Description: The square root function is one-to-one. (Contributed by Scott Fenton, 11-Jun-2013)

Ref Expression
Assertion sqrt11 
|- ( ( ( A e. RR /\ 0 <_ A ) /\ ( B e. RR /\ 0 <_ B ) ) -> ( ( sqrt ` A ) = ( sqrt ` B ) <-> A = B ) )

Proof

Step Hyp Ref Expression
1 resqrtcl 
 |-  ( ( A e. RR /\ 0 <_ A ) -> ( sqrt ` A ) e.
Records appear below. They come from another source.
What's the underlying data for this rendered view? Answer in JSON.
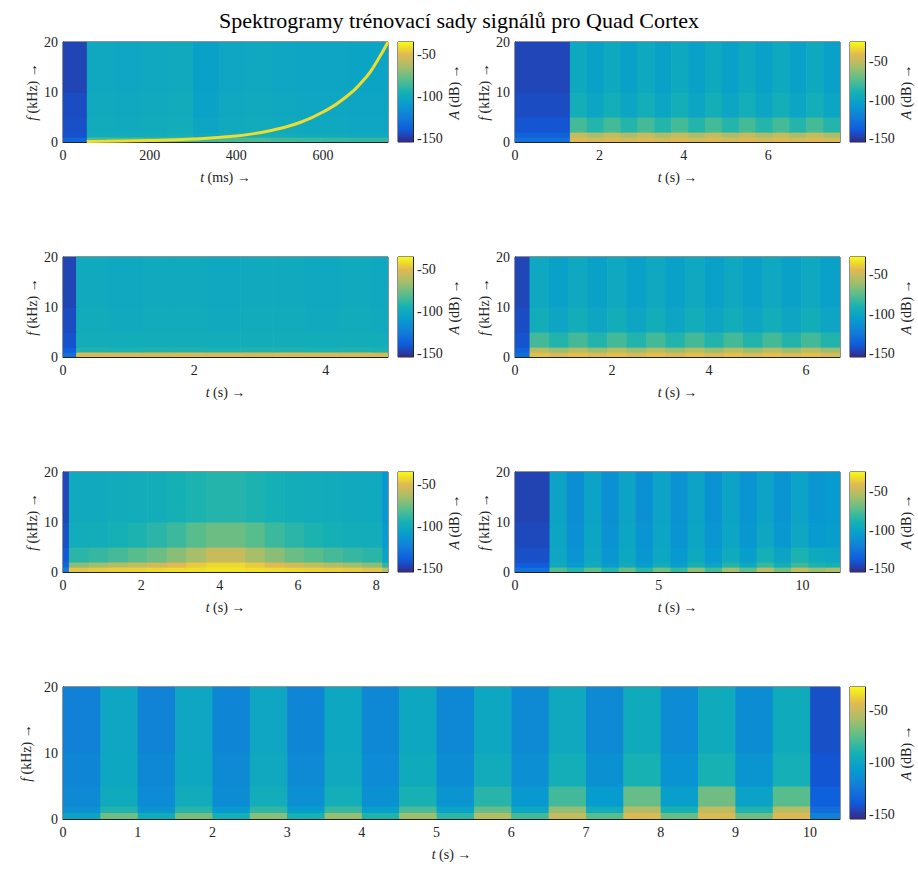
{
  "title": "Spektrogramy trénovací sady signálů pro Quad Cortex",
  "chart_data": [
    {
      "type": "heatmap",
      "xlabel": "t (ms) →",
      "ylabel": "f (kHz) →",
      "xlim": [
        0,
        750
      ],
      "xticks": [
        0,
        200,
        400,
        600
      ],
      "ylim": [
        0,
        20
      ],
      "yticks": [
        0,
        10,
        20
      ],
      "x_edges": [
        0,
        55,
        120,
        180,
        240,
        300,
        360,
        420,
        480,
        540,
        600,
        660,
        720,
        750
      ],
      "y_edges": [
        0,
        1,
        2,
        5,
        10,
        20
      ],
      "cells": [
        [
          -135,
          -82,
          -84,
          -83,
          -82,
          -86,
          -84,
          -83,
          -85,
          -86,
          -87,
          -88,
          -88
        ],
        [
          -142,
          -97,
          -98,
          -97,
          -96,
          -100,
          -98,
          -97,
          -98,
          -99,
          -99,
          -100,
          -100
        ],
        [
          -143,
          -99,
          -100,
          -99,
          -98,
          -103,
          -100,
          -99,
          -100,
          -101,
          -101,
          -102,
          -102
        ],
        [
          -144,
          -100,
          -101,
          -100,
          -99,
          -105,
          -101,
          -100,
          -101,
          -102,
          -102,
          -103,
          -103
        ],
        [
          -146,
          -101,
          -102,
          -101,
          -100,
          -106,
          -102,
          -101,
          -102,
          -103,
          -103,
          -104,
          -104
        ]
      ],
      "ridge": {
        "t": [
          55,
          100,
          200,
          300,
          400,
          450,
          500,
          550,
          600,
          650,
          700,
          725,
          750
        ],
        "f": [
          0.1,
          0.15,
          0.3,
          0.6,
          1.2,
          1.8,
          2.7,
          4,
          6,
          8.8,
          13,
          16.2,
          20
        ],
        "A": -42
      },
      "colorbar": {
        "label": "A (dB) →",
        "lim": [
          -154,
          -35
        ],
        "ticks": [
          -150,
          -100,
          -50
        ]
      }
    },
    {
      "type": "heatmap",
      "xlabel": "t (s) →",
      "ylabel": "f (kHz) →",
      "xlim": [
        0,
        7.7
      ],
      "xticks": [
        0,
        2,
        4,
        6
      ],
      "ylim": [
        0,
        20
      ],
      "yticks": [
        0,
        10,
        20
      ],
      "x_edges": [
        0,
        1.3,
        1.7,
        2.1,
        2.5,
        2.9,
        3.3,
        3.7,
        4.1,
        4.5,
        4.9,
        5.3,
        5.7,
        6.1,
        6.5,
        6.9,
        7.3,
        7.7
      ],
      "y_edges": [
        0,
        1,
        2,
        5,
        10,
        20
      ],
      "cells": [
        [
          -128,
          -42,
          -45,
          -42,
          -45,
          -42,
          -45,
          -42,
          -45,
          -42,
          -45,
          -42,
          -45,
          -42,
          -45,
          -42,
          -45
        ],
        [
          -135,
          -50,
          -56,
          -50,
          -56,
          -50,
          -56,
          -50,
          -56,
          -50,
          -56,
          -50,
          -56,
          -50,
          -56,
          -50,
          -56
        ],
        [
          -140,
          -78,
          -86,
          -78,
          -86,
          -78,
          -86,
          -78,
          -86,
          -78,
          -86,
          -78,
          -86,
          -78,
          -86,
          -78,
          -86
        ],
        [
          -143,
          -92,
          -99,
          -92,
          -99,
          -92,
          -99,
          -92,
          -99,
          -92,
          -99,
          -92,
          -99,
          -92,
          -99,
          -92,
          -99
        ],
        [
          -145,
          -96,
          -102,
          -96,
          -102,
          -96,
          -102,
          -96,
          -102,
          -96,
          -102,
          -96,
          -102,
          -96,
          -102,
          -96,
          -102
        ]
      ],
      "colorbar": {
        "label": "A (dB) →",
        "lim": [
          -154,
          -25
        ],
        "ticks": [
          -150,
          -100,
          -50
        ]
      }
    },
    {
      "type": "heatmap",
      "xlabel": "t (s) →",
      "ylabel": "f (kHz) →",
      "xlim": [
        0,
        4.95
      ],
      "xticks": [
        0,
        2,
        4
      ],
      "ylim": [
        0,
        20
      ],
      "yticks": [
        0,
        10,
        20
      ],
      "x_edges": [
        0,
        0.2,
        0.7,
        1.2,
        1.7,
        2.2,
        2.7,
        3.2,
        3.7,
        4.2,
        4.7,
        4.95
      ],
      "y_edges": [
        0,
        1,
        2,
        5,
        10,
        20
      ],
      "cells": [
        [
          -130,
          -52,
          -52,
          -53,
          -52,
          -52,
          -53,
          -52,
          -52,
          -53,
          -53
        ],
        [
          -138,
          -92,
          -93,
          -92,
          -92,
          -93,
          -92,
          -92,
          -93,
          -92,
          -93
        ],
        [
          -142,
          -97,
          -98,
          -97,
          -97,
          -98,
          -97,
          -97,
          -98,
          -97,
          -98
        ],
        [
          -144,
          -99,
          -100,
          -99,
          -99,
          -100,
          -99,
          -99,
          -100,
          -99,
          -100
        ],
        [
          -146,
          -100,
          -101,
          -100,
          -100,
          -101,
          -100,
          -100,
          -101,
          -100,
          -101
        ]
      ],
      "colorbar": {
        "label": "A (dB) →",
        "lim": [
          -154,
          -35
        ],
        "ticks": [
          -150,
          -100,
          -50
        ]
      }
    },
    {
      "type": "heatmap",
      "xlabel": "t (s) →",
      "ylabel": "f (kHz) →",
      "xlim": [
        0,
        6.7
      ],
      "xticks": [
        0,
        2,
        4,
        6
      ],
      "ylim": [
        0,
        20
      ],
      "yticks": [
        0,
        10,
        20
      ],
      "x_edges": [
        0,
        0.3,
        0.7,
        1.1,
        1.5,
        1.9,
        2.3,
        2.7,
        3.1,
        3.5,
        3.9,
        4.3,
        4.7,
        5.1,
        5.5,
        5.9,
        6.3,
        6.7
      ],
      "y_edges": [
        0,
        1,
        2,
        5,
        10,
        20
      ],
      "cells": [
        [
          -130,
          -42,
          -46,
          -42,
          -46,
          -42,
          -46,
          -42,
          -46,
          -42,
          -46,
          -42,
          -46,
          -42,
          -46,
          -42,
          -46
        ],
        [
          -136,
          -55,
          -62,
          -55,
          -62,
          -55,
          -62,
          -55,
          -62,
          -55,
          -62,
          -55,
          -62,
          -55,
          -62,
          -55,
          -62
        ],
        [
          -141,
          -80,
          -88,
          -80,
          -88,
          -80,
          -88,
          -80,
          -88,
          -80,
          -88,
          -80,
          -88,
          -80,
          -88,
          -80,
          -88
        ],
        [
          -143,
          -94,
          -100,
          -94,
          -100,
          -94,
          -100,
          -94,
          -100,
          -94,
          -100,
          -94,
          -100,
          -94,
          -100,
          -94,
          -100
        ],
        [
          -145,
          -98,
          -103,
          -98,
          -103,
          -98,
          -103,
          -98,
          -103,
          -98,
          -103,
          -98,
          -103,
          -98,
          -103,
          -98,
          -103
        ]
      ],
      "colorbar": {
        "label": "A (dB) →",
        "lim": [
          -154,
          -28
        ],
        "ticks": [
          -150,
          -100,
          -50
        ]
      }
    },
    {
      "type": "heatmap",
      "xlabel": "t (s) →",
      "ylabel": "f (kHz) →",
      "xlim": [
        0,
        8.3
      ],
      "xticks": [
        0,
        2,
        4,
        6,
        8
      ],
      "ylim": [
        0,
        20
      ],
      "yticks": [
        0,
        10,
        20
      ],
      "x_edges": [
        0,
        0.15,
        0.65,
        1.15,
        1.65,
        2.15,
        2.65,
        3.15,
        3.65,
        4.15,
        4.65,
        5.15,
        5.65,
        6.15,
        6.65,
        7.15,
        7.65,
        8.15,
        8.3
      ],
      "y_edges": [
        0,
        1,
        2,
        5,
        10,
        20
      ],
      "cells": [
        [
          -125,
          -48,
          -46,
          -45,
          -44,
          -43,
          -42,
          -41,
          -40,
          -40,
          -41,
          -42,
          -43,
          -44,
          -45,
          -46,
          -48,
          -60
        ],
        [
          -135,
          -70,
          -66,
          -62,
          -58,
          -54,
          -50,
          -46,
          -43,
          -43,
          -46,
          -50,
          -54,
          -58,
          -62,
          -66,
          -70,
          -90
        ],
        [
          -140,
          -90,
          -87,
          -84,
          -80,
          -76,
          -70,
          -64,
          -56,
          -56,
          -64,
          -70,
          -76,
          -80,
          -84,
          -87,
          -90,
          -105
        ],
        [
          -143,
          -98,
          -97,
          -95,
          -93,
          -90,
          -86,
          -80,
          -76,
          -76,
          -80,
          -86,
          -90,
          -93,
          -95,
          -97,
          -98,
          -110
        ],
        [
          -145,
          -100,
          -100,
          -99,
          -98,
          -97,
          -95,
          -93,
          -91,
          -91,
          -93,
          -95,
          -97,
          -98,
          -99,
          -100,
          -100,
          -112
        ]
      ],
      "colorbar": {
        "label": "A (dB) →",
        "lim": [
          -154,
          -35
        ],
        "ticks": [
          -150,
          -100,
          -50
        ]
      }
    },
    {
      "type": "heatmap",
      "xlabel": "t (s) →",
      "ylabel": "f (kHz) →",
      "xlim": [
        0,
        11.3
      ],
      "xticks": [
        0,
        5,
        10
      ],
      "ylim": [
        0,
        20
      ],
      "yticks": [
        0,
        10,
        20
      ],
      "x_edges": [
        0,
        1.2,
        1.8,
        2.4,
        3.0,
        3.6,
        4.2,
        4.8,
        5.4,
        6.0,
        6.6,
        7.2,
        7.8,
        8.4,
        9.0,
        9.6,
        10.2,
        10.8,
        11.3
      ],
      "y_edges": [
        0,
        1,
        2,
        5,
        10,
        20
      ],
      "cells": [
        [
          -128,
          -75,
          -85,
          -72,
          -85,
          -70,
          -84,
          -68,
          -82,
          -62,
          -78,
          -58,
          -72,
          -52,
          -68,
          -50,
          -60,
          -55
        ],
        [
          -138,
          -95,
          -106,
          -95,
          -105,
          -94,
          -104,
          -93,
          -103,
          -90,
          -100,
          -86,
          -96,
          -82,
          -92,
          -80,
          -88,
          -90
        ],
        [
          -142,
          -98,
          -110,
          -98,
          -109,
          -97,
          -108,
          -97,
          -107,
          -96,
          -106,
          -95,
          -104,
          -90,
          -100,
          -88,
          -96,
          -98
        ],
        [
          -144,
          -99,
          -112,
          -99,
          -111,
          -99,
          -110,
          -99,
          -110,
          -99,
          -109,
          -99,
          -108,
          -98,
          -107,
          -98,
          -106,
          -104
        ],
        [
          -146,
          -100,
          -113,
          -100,
          -112,
          -100,
          -112,
          -100,
          -111,
          -100,
          -111,
          -100,
          -110,
          -100,
          -110,
          -100,
          -109,
          -106
        ]
      ],
      "colorbar": {
        "label": "A (dB) →",
        "lim": [
          -154,
          -25
        ],
        "ticks": [
          -150,
          -100,
          -50
        ]
      }
    },
    {
      "type": "heatmap",
      "xlabel": "t (s) →",
      "ylabel": "f (kHz) →",
      "xlim": [
        0,
        10.4
      ],
      "xticks": [
        0,
        1,
        2,
        3,
        4,
        5,
        6,
        7,
        8,
        9,
        10
      ],
      "ylim": [
        0,
        20
      ],
      "yticks": [
        0,
        10,
        20
      ],
      "x_edges": [
        0,
        0.5,
        1,
        1.5,
        2,
        2.5,
        3,
        3.5,
        4,
        4.5,
        5,
        5.5,
        6,
        6.5,
        7,
        7.5,
        8,
        8.5,
        9,
        9.5,
        10,
        10.4
      ],
      "y_edges": [
        0,
        1,
        2,
        5,
        10,
        20
      ],
      "cells": [
        [
          -100,
          -70,
          -95,
          -68,
          -92,
          -65,
          -90,
          -62,
          -88,
          -60,
          -85,
          -55,
          -80,
          -50,
          -75,
          -45,
          -72,
          -45,
          -70,
          -44,
          -120
        ],
        [
          -112,
          -88,
          -110,
          -86,
          -108,
          -84,
          -106,
          -82,
          -104,
          -78,
          -102,
          -72,
          -98,
          -62,
          -94,
          -55,
          -90,
          -52,
          -88,
          -54,
          -130
        ],
        [
          -116,
          -96,
          -115,
          -95,
          -114,
          -94,
          -113,
          -93,
          -112,
          -90,
          -110,
          -86,
          -108,
          -80,
          -106,
          -72,
          -104,
          -70,
          -102,
          -75,
          -136
        ],
        [
          -118,
          -98,
          -117,
          -98,
          -116,
          -97,
          -116,
          -97,
          -115,
          -96,
          -114,
          -95,
          -113,
          -93,
          -112,
          -90,
          -111,
          -90,
          -110,
          -92,
          -140
        ],
        [
          -120,
          -99,
          -119,
          -99,
          -118,
          -99,
          -118,
          -98,
          -117,
          -98,
          -117,
          -98,
          -116,
          -97,
          -116,
          -96,
          -115,
          -96,
          -114,
          -96,
          -142
        ]
      ],
      "colorbar": {
        "label": "A (dB) →",
        "lim": [
          -154,
          -27
        ],
        "ticks": [
          -150,
          -100,
          -50
        ]
      }
    }
  ]
}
RR )
2 sqrtge0 
 |-  ( ( A e. RR /\ 0 <_ A ) -> 0 <_ ( sqrt ` A ) )
3 1 2 jca 
 |-  ( ( A e. RR /\ 0 <_ A ) -> ( ( sqrt ` A ) e. RR /\ 0 <_ ( sqrt ` A ) ) )
4 resqrtcl 
 |-  ( ( B e. RR /\ 0 <_ B ) -> ( sqrt ` B ) e. RR )
5 sqrtge0 
 |-  ( ( B e. RR /\ 0 <_ B ) -> 0 <_ ( sqrt ` B ) )
6 4 5 jca 
 |-  ( ( B e. RR /\ 0 <_ B ) -> ( ( sqrt ` B ) e. RR /\ 0 <_ ( sqrt ` B ) ) )
7 sq11 
 |-  ( ( ( ( sqrt ` A ) e. RR /\ 0 <_ ( sqrt ` A ) ) /\ ( ( sqrt ` B ) e. RR /\ 0 <_ ( sqrt ` B ) ) ) -> ( ( ( sqrt ` A ) ^ 2 ) = ( ( sqrt ` B ) ^ 2 ) <-> ( sqrt ` A ) = ( sqrt ` B ) ) )
8 3 6 7 syl2an 
 |-  ( ( ( A e. RR /\ 0 <_ A ) /\ ( B e. RR /\ 0 <_ B ) ) -> ( ( ( sqrt ` A ) ^ 2 ) = ( ( sqrt ` B ) ^ 2 ) <-> ( sqrt ` A ) = ( sqrt ` B ) ) )
9 resqrtth 
 |-  ( ( A e. RR /\ 0 <_ A ) -> ( ( sqrt ` A ) ^ 2 ) = A )
10 resqrtth 
 |-  ( ( B e. RR /\ 0 <_ B ) -> ( ( sqrt ` B ) ^ 2 ) = B )
11 9 10 eqeqan12d 
 |-  ( ( ( A e. RR /\ 0 <_ A ) /\ ( B e. RR /\ 0 <_ B ) ) -> ( ( ( sqrt ` A ) ^ 2 ) = ( ( sqrt ` B ) ^ 2 ) <-> A = B ) )
12 8 11 bitr3d 
 |-  ( ( ( A e. RR /\ 0 <_ A ) /\ ( B e. RR /\ 0 <_ B ) ) -> ( ( sqrt ` A ) = ( sqrt ` B ) <-> A = B ) )